Als ich sie kennen lernte war sie gerade im letzten Ausbildungsjahr. Ihre Mitbewohnerinnen hatten sie zum Fest mitgeschleift, da sie der Meinung waren sie bräuchte etwas Spaß. Dazu sei gesagt, Ellie ist ganz und gar kein Partymensch. Das bin ich auch nicht, doch wenn wir beide nicht zufällig trotzdem auf diese Party gegangen wären, hätte ich sie wohl nie getroffen und sie wäre nie mit mir zusammen gezogen.

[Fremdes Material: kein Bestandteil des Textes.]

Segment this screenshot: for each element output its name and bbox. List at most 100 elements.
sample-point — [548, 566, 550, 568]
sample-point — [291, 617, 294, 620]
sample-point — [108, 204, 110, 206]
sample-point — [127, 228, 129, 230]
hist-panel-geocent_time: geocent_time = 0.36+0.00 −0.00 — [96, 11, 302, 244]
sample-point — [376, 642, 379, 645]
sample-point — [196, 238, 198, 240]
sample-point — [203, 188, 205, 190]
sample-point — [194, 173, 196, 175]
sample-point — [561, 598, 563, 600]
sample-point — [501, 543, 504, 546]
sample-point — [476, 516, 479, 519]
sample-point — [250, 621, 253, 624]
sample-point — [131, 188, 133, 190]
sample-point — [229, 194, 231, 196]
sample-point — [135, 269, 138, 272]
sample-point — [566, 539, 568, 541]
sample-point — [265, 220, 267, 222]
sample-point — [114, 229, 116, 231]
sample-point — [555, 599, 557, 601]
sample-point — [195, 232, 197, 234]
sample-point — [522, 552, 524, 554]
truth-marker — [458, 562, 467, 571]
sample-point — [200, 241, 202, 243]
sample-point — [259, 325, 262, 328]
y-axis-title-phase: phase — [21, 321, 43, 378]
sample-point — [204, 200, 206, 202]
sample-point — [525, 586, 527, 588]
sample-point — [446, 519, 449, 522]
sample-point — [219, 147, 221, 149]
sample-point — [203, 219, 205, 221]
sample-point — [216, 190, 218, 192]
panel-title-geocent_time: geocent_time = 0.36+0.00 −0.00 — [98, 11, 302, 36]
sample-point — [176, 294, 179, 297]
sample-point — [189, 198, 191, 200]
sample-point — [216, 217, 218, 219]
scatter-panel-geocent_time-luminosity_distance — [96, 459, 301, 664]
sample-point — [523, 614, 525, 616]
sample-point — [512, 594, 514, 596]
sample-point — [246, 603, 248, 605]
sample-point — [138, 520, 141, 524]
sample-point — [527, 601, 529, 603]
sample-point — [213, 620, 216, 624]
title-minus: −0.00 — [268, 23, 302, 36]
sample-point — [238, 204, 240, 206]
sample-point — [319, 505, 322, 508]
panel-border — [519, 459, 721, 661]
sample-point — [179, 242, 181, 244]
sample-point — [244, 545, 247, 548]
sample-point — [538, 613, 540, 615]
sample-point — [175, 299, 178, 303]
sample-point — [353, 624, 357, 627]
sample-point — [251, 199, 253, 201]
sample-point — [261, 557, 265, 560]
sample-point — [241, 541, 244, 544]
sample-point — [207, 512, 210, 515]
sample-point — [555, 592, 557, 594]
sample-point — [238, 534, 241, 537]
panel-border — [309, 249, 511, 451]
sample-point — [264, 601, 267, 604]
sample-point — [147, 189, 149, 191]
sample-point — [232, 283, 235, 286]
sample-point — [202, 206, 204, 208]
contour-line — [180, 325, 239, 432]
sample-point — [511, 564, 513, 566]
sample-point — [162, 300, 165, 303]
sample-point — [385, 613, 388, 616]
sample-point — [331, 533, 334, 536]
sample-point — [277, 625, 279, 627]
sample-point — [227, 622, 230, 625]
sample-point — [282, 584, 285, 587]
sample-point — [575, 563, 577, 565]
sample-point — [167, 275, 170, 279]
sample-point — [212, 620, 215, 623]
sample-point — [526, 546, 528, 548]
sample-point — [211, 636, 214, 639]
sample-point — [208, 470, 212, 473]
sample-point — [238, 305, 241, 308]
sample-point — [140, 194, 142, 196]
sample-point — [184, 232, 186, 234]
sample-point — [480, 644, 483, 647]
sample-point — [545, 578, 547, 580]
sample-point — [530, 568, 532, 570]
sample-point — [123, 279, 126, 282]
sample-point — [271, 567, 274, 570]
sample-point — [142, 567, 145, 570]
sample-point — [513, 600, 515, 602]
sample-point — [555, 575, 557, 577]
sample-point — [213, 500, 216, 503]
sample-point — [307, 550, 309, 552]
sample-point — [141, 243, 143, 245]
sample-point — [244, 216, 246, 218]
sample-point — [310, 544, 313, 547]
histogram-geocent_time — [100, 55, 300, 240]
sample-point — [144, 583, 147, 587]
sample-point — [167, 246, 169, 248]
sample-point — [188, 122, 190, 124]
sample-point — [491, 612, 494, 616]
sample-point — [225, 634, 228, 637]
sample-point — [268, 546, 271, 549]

Ich beende meine Erzählung und schaue meine Eltern an. Sie sehen sichtlich bewegt aus und schweigen eine Weile.
"Das klingt wirklich nach einer sehr schweren Kindheit.", meint mein Vater schließlich.
"Das ist wahr. Ich kenne niemanden der als Kind so schwer zu kämpfen hatte wie sie."
"Ich bin mir sicher wir werden sie mögen."
"Dessen bin ich mir auch sicher. Sie ist der wunderbarste Mensch der mir je begegnet ist. Ich will einfach nur, dass sie das Gefühl bekommt, zur Familie zu gehören. Sie hatte ja nie eine."
"Mach dir da mal keine Sorgen."

Nach einem weiteren Kaffee und etwas Smalltalk mache ich mich langsam auf den Weg nach Hause. Unterwegs rufe ich Ellie an.
"Hi Ellie."
"Hey Nick."
"Hast du nächstes Wochenende schon was vor?"
"Nein, wieso?"
"Sehr gut."
"Was hast du vor?"
"Wirst du sehen. Ich bin in zwei Stunden zuhause. Ich hole unterwegs noch Pizza, okay?"
"Oh ja!"
"Wie immer?"
"Ja."
"Alles klar Ellie. Bis später. Hab dich lieb."
"Ich dich auch. Fahr vorsichtig."
"Mach ich."
Ich lege auf und konzentriere mich wieder auf die Straße. Ich bin wirklich gespannt wie der nächste Samstag werden wird. Ellie wird zum ersten Mal meine Eltern kennenlernen. Für sie wird es das erste Mal sein, da sie vorher noch nie einen Freund hatte. Ich dagegen hatte schon eine Freundin, doch das hielt gerade mal ein Jahr, bevor sie mich für einen von den BWL-Studenten verließ.

Beladen mit Pizza und Limonade öffne ich die Wohnungstür. Sofort kommt Ellie angelaufen. Gekleidet in einer Jogginghose und einen von ihren alten grünen Pullovern. Eines der wenigen Dinge die sie aus Amerika mitbrachte. Sie besitzt immer noch nicht viel, ich musste damals beim Einzug noch nicht mal einen neuen Schrank kaufen. Deshalb nutze ich jede Gelegenheit sie mit kleinen Dingen zu überraschen und jeden Moment mit ihr auf Fotos festzuhalten. Als Kind bekommt man immer wieder was von den Eltern geschenkt und im Laufe der Jahre entsteht ein dickes Fotoalbum mit Kinderbildern. Sie besitzt so etwas nicht und genau deshalb möchte ich das nachholen.

Ich stelle die Pizza auf die Kommode im Flur und nehme sie in den Arm. Wortlos stehen wir einen Moment da, dann ziehe ich mir die Schuhe aus während Ellie die Pizzen mitnimmt. Beladen mit den Kartons und den Limoflaschen setzen wir uns aufs Sofa und genießen den Moment zu zweit. Man muss mit Ellie nichts unternehmen, damit sie glücklich ist. Es reicht bei ihr zu sein und mit ihr auf der alten Couch zu sitzen.